Erin Hooker maintained a top-20 position throughout the girls' race. Photos by Alan Versaw.

 

It isn't impossible to find a team that has finished better than the Fort Collins girls at Nike Cross Nationals the last four years. It's just that you don't need a full set of fingers to count those teams.

 

Once again proving that those in the know of high school girls' cross country don't really know Fort Collins, Chris Suppes's crew exceeded expectations for a 6th-place finish at NXN on Saturday. That finish marks four straight years of finishing no worse than seventh at the nation's premiere high school cross country team showcase event.

 

In-progress point tallies from the race had Fort Collins holding down fourth through much of the race. That might, under many circumstances, imply that Fort Collins lost ground in the last 100 meters, but it would appear to be more of a case of Wilmington (Tatnall) and Portland (Jesuit) finishing with a surge than a case of Fort Collins slipping.

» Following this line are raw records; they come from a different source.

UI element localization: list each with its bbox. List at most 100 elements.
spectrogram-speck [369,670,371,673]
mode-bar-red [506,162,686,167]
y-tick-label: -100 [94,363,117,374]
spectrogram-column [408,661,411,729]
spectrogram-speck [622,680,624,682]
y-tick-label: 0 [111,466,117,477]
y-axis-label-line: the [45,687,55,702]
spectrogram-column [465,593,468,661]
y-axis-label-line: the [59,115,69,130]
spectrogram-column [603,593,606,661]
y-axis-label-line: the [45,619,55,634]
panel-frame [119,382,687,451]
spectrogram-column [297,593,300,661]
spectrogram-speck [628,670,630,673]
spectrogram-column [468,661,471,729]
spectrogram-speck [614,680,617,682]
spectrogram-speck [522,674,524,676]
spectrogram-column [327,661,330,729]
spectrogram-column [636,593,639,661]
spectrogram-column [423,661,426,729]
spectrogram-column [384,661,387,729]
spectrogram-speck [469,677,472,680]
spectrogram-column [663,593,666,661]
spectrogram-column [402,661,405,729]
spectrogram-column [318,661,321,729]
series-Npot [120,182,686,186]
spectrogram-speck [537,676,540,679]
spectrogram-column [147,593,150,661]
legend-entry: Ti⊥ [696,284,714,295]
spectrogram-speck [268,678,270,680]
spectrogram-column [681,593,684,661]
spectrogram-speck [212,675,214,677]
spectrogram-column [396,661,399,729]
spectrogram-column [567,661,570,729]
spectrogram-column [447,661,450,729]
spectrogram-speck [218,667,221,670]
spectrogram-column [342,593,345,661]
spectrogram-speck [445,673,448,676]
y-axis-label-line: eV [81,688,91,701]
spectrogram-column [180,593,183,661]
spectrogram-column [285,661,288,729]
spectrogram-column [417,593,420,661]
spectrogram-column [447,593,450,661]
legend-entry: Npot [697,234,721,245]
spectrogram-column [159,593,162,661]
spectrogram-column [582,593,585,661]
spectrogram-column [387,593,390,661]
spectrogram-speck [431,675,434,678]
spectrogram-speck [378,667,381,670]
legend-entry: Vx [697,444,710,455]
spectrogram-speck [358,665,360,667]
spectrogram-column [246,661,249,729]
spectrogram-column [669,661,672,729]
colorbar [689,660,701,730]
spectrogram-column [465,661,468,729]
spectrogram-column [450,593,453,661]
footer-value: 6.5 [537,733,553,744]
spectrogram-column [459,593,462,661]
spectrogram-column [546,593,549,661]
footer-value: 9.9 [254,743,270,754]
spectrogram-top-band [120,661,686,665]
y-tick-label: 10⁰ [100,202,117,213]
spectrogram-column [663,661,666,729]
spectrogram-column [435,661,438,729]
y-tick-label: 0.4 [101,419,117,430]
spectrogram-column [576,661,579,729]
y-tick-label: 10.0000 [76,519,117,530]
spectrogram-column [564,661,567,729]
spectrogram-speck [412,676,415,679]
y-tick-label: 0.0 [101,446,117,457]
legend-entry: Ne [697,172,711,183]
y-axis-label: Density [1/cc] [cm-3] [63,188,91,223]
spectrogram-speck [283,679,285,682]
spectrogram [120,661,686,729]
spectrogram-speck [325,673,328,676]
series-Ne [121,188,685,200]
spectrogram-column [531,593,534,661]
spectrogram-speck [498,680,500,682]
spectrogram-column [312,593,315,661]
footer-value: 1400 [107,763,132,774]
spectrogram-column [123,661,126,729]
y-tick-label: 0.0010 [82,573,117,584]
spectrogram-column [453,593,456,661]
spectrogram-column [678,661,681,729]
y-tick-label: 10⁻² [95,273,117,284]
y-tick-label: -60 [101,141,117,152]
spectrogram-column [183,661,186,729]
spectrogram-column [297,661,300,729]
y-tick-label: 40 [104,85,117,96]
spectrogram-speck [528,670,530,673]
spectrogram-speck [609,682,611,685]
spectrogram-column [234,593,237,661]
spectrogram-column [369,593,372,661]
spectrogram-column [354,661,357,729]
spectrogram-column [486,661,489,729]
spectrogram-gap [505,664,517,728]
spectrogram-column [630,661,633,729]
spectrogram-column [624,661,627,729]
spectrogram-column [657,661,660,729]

Some differential is also accounted for in the shifting of point totals when individuals are pulled from the scoring at the end of the race.

 

Regardless, the crew of seven led by Erin Hooker (19:16.9, 17th) and Marci Witczak (20:04.4, 54th) positioned themselves nicely without overextending their stores of adrenaline early in the race. And their 6th-place finish elevated them several places above where most had them picked. A two of the remaining three scorers for Fort Collins, Audrey Oweimrin and Michelle Kramer, were running in their first national championship race.

 

For a young team, Fort Collins made very few mistakes.

 

Louisville (Monarch), on the other hand, did encounter some of the miscalculations altogether too common to teams running at NXN for the first time.

 

The pace of the field is exceptionally unforgiving. It's difficult to move up at NXN on an ordinary day at Portland Meadows. It is especially difficult to move up on a day where close to half of the course either began as slop or has been churned into greasy mud by spike-studded shoes.

 

From the earliest moments of the race, all of Monarch's lineup except Claire Green were pushed toward the back of the field by the torrid pace. Between 3000 and 4000 meters, Kent Rieder's team began moving up seriously through the ranks of fatigued competitors but it was simply a case of too much to make with to little race remaining to do it in.

 

In the end, Louisville would finish a respectable 15th (I'm pretty sure that in most national championship races, there is no non-respectable finish), and already harboring dreams of coming back next year and proving themselves better than this year's finish.

 

Colorado's three individual qualifiers were led by the 44th-place finish of Kristen Kientz in 19:56.3. Following her were Hannah Everson and Kailie Hartman in 81st and 138th, respectively.

 

Kristen Kientz kept her uniform cleaner than most en route to a top-50 finish as an individual.